AT&T Broadband Getting Ready For Move

Last week, AT&T officials said they expected the spin off of its cable unit by Friday, though they made no promises; this week, the company has some housecleaning to attend to before the second- and third-largest cable operators in the country officially merge.

The merger still awaits approval from the Federal Communications Commission (FCC) and Federal Trade Commission (FTC), though reports indicate FCC staffers have already made the recommendation to approve the merger.

But until then, AT&T Broadband and Comcast executives have been trying to woo bondholders -- the companies and banks holding debt notes on AT&T Broadband -- to sign off on a "surprise" bond exchange.

The terms of the bond exchange program, which swaps AT&T Broadband notes to Comcast, were never released to bondholders.
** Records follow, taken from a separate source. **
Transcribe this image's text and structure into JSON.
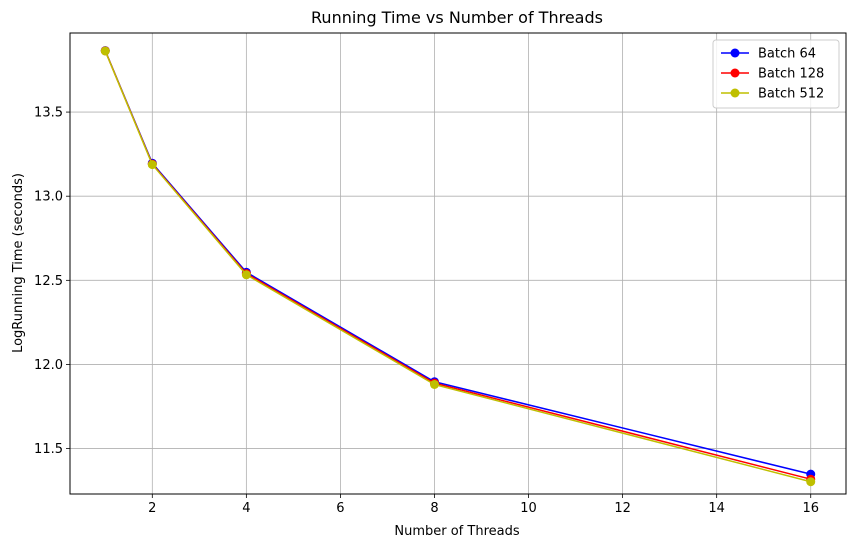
{
  "chart_data": {
    "type": "line",
    "title": "Running Time vs Number of Threads",
    "xlabel": "Number of Threads",
    "ylabel": "LogRunning Time (seconds)",
    "x": [
      1,
      2,
      4,
      8,
      16
    ],
    "xlim": [
      0.25,
      16.75
    ],
    "ylim": [
      11.23,
      13.97
    ],
    "xticks": [
      2,
      4,
      6,
      8,
      10,
      12,
      14,
      16
    ],
    "yticks": [
      11.5,
      12.0,
      12.5,
      13.0,
      13.5
    ],
    "grid": true,
    "legend_position": "top-right",
    "series": [
      {
        "name": "Batch 64",
        "color": "#0000ff",
        "values": [
          13.865,
          13.196,
          12.548,
          11.897,
          11.348
        ]
      },
      {
        "name": "Batch 128",
        "color": "#ff0000",
        "values": [
          13.864,
          13.191,
          12.54,
          11.889,
          11.318
        ]
      },
      {
        "name": "Batch 512",
        "color": "#bfbf00",
        "values": [
          13.863,
          13.188,
          12.533,
          11.881,
          11.303
        ]
      }
    ]
  }
}
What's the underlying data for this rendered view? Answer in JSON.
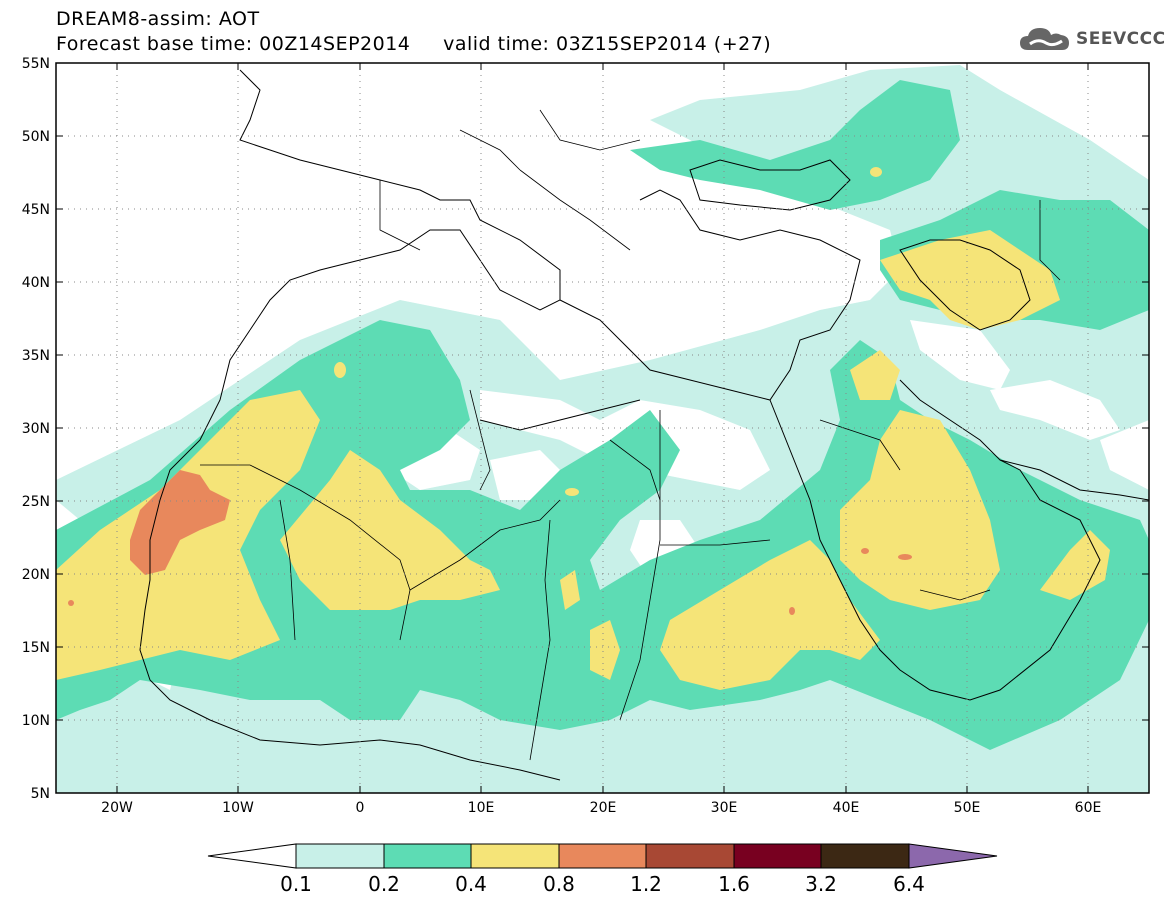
{
  "header": {
    "line1": "DREAM8-assim: AOT",
    "line2": "Forecast base time: 00Z14SEP2014     valid time: 03Z15SEP2014 (+27)"
  },
  "logo": {
    "text": "SEEVCCC",
    "icon": "cloud-icon"
  },
  "map": {
    "lon_range": [
      -25,
      65
    ],
    "lat_range": [
      5,
      55
    ],
    "grid": "dotted",
    "lat_ticks": [
      {
        "value": 55,
        "label": "55N"
      },
      {
        "value": 50,
        "label": "50N"
      },
      {
        "value": 45,
        "label": "45N"
      },
      {
        "value": 40,
        "label": "40N"
      },
      {
        "value": 35,
        "label": "35N"
      },
      {
        "value": 30,
        "label": "30N"
      },
      {
        "value": 25,
        "label": "25N"
      },
      {
        "value": 20,
        "label": "20N"
      },
      {
        "value": 15,
        "label": "15N"
      },
      {
        "value": 10,
        "label": "10N"
      },
      {
        "value": 5,
        "label": "5N"
      }
    ],
    "lon_ticks": [
      {
        "value": -20,
        "label": "20W"
      },
      {
        "value": -10,
        "label": "10W"
      },
      {
        "value": 0,
        "label": "0"
      },
      {
        "value": 10,
        "label": "10E"
      },
      {
        "value": 20,
        "label": "20E"
      },
      {
        "value": 30,
        "label": "30E"
      },
      {
        "value": 40,
        "label": "40E"
      },
      {
        "value": 50,
        "label": "50E"
      },
      {
        "value": 60,
        "label": "60E"
      }
    ]
  },
  "colorbar": {
    "labels": [
      "0.1",
      "0.2",
      "0.4",
      "0.8",
      "1.2",
      "1.6",
      "3.2",
      "6.4"
    ],
    "colors": [
      "#ffffff",
      "#c8f0e8",
      "#5ddcb4",
      "#f5e478",
      "#e8885c",
      "#a84834",
      "#780020",
      "#3c2814",
      "#8c68ac"
    ]
  },
  "colors": {
    "level_01_02": "#c8f0e8",
    "level_02_04": "#5ddcb4",
    "level_04_08": "#f5e478",
    "level_08_12": "#e8885c"
  }
}
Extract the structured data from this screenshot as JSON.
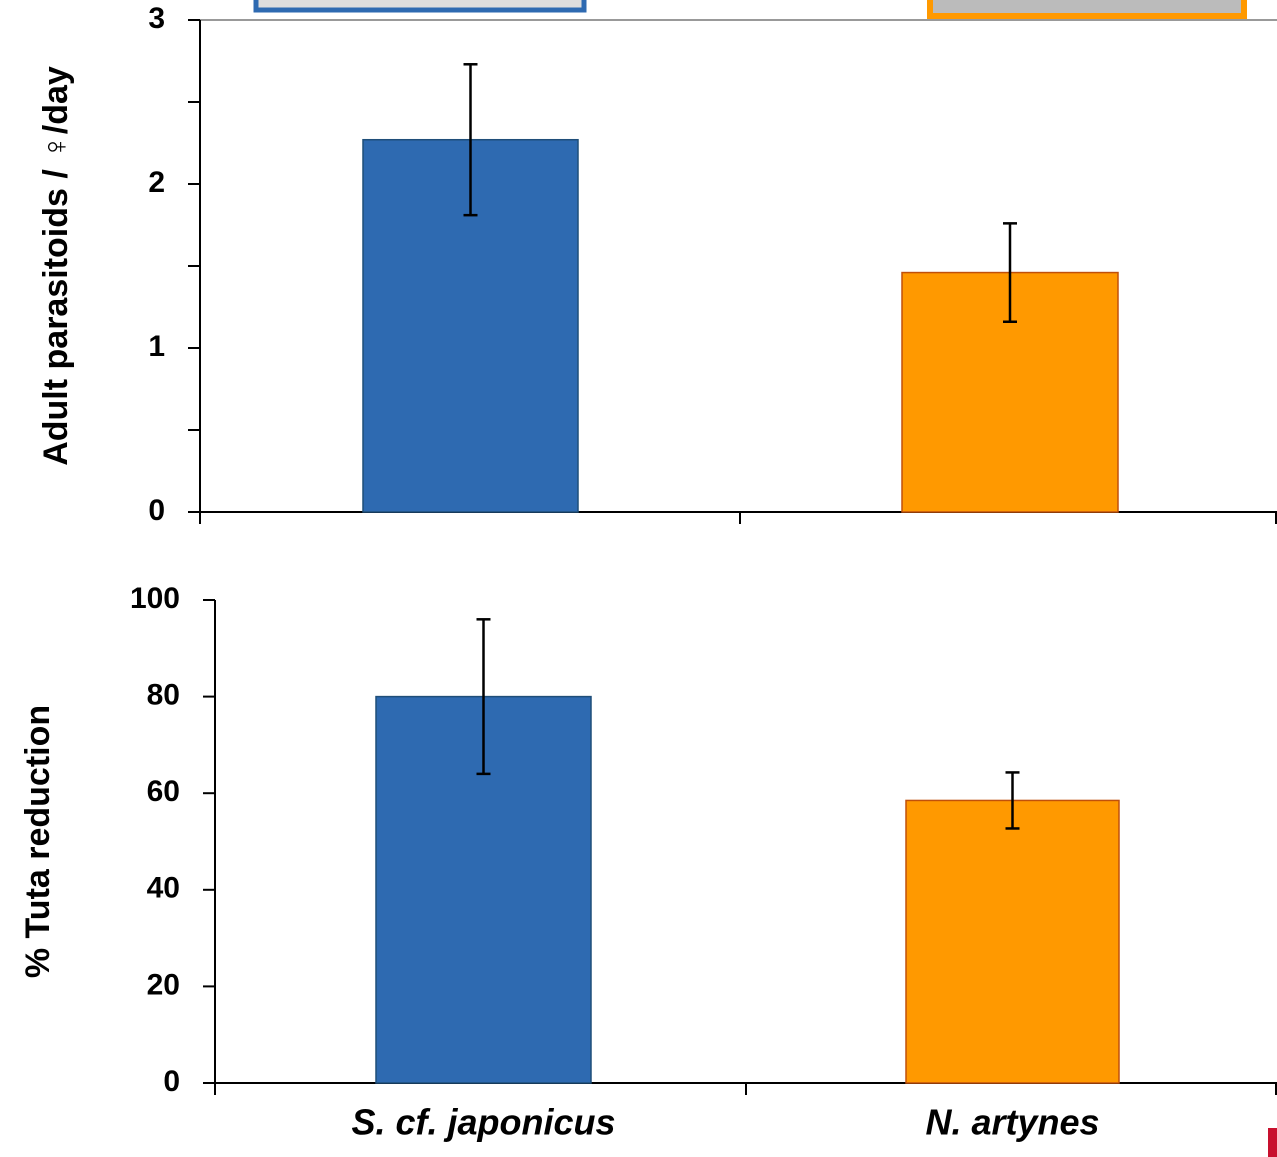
{
  "chart_data": [
    {
      "type": "bar",
      "y_label": "Adult parasitoids / ♀/day",
      "categories": [
        null,
        null
      ],
      "series": [
        {
          "values": [
            2.27,
            1.46
          ],
          "errors": [
            0.46,
            0.3
          ],
          "colors": [
            "#2e6ab1",
            "#ff9900"
          ]
        }
      ],
      "ylim": [
        0,
        3
      ],
      "yticks": [
        0,
        1,
        2,
        3
      ]
    },
    {
      "type": "bar",
      "y_label": "% Tuta reduction",
      "categories": [
        "S. cf. japonicus",
        "N. artynes"
      ],
      "series": [
        {
          "values": [
            80,
            58.5
          ],
          "errors": [
            16,
            5.8
          ],
          "colors": [
            "#2e6ab1",
            "#ff9900"
          ]
        }
      ],
      "ylim": [
        0,
        100
      ],
      "yticks": [
        0,
        20,
        40,
        60,
        80,
        100
      ]
    }
  ]
}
That means transferring bondholders would have to take it on faith the AT&T Comcast executives would give them a fair deal.

To no one's surprise, the two companies failed to garner the 90 percent of transferred bonds needed to close the merger; instead, they got 83.5 percent.

Bill Mann, the Motley Fool's senior editor for investing, said he's surprised they got 83 percent in the first place.

"This bond exchange program has broken new ground, as far as the bond offerings I've seen over my career. I think a lot of people looked at this and said, 'you're not giving us a lot of information, therefore we're going to assume you're trying to take advantage of us.'"

Because they didn't reach the 90 percent they'd hoped for, the two companies decided to lower the percentage needed to seal the deal on the merger to 66.75 percent, an amount they've already exceeded. Executives also pushed the deadline to sign up for the exchange program to Friday.

"(Comcast) is keeping it open a little longer, but they consider it closed," Mann said, in hopes a couple more bondholders will sign on to the program.

Comcast is holding out as long as possible, knowing it has an uphill battle ahead of them when the two companies are merged. According to David Willis, vice president of global networking strategies at the META Group, the combined company will have to significantly increase new subscriber rates in order to eat into the debt load.

"In a way, the Comcast guys are getting the short end of the stick here," he said. "They're taking all the risks in this deal, while the mothership AT&T suddenly looks pretty good.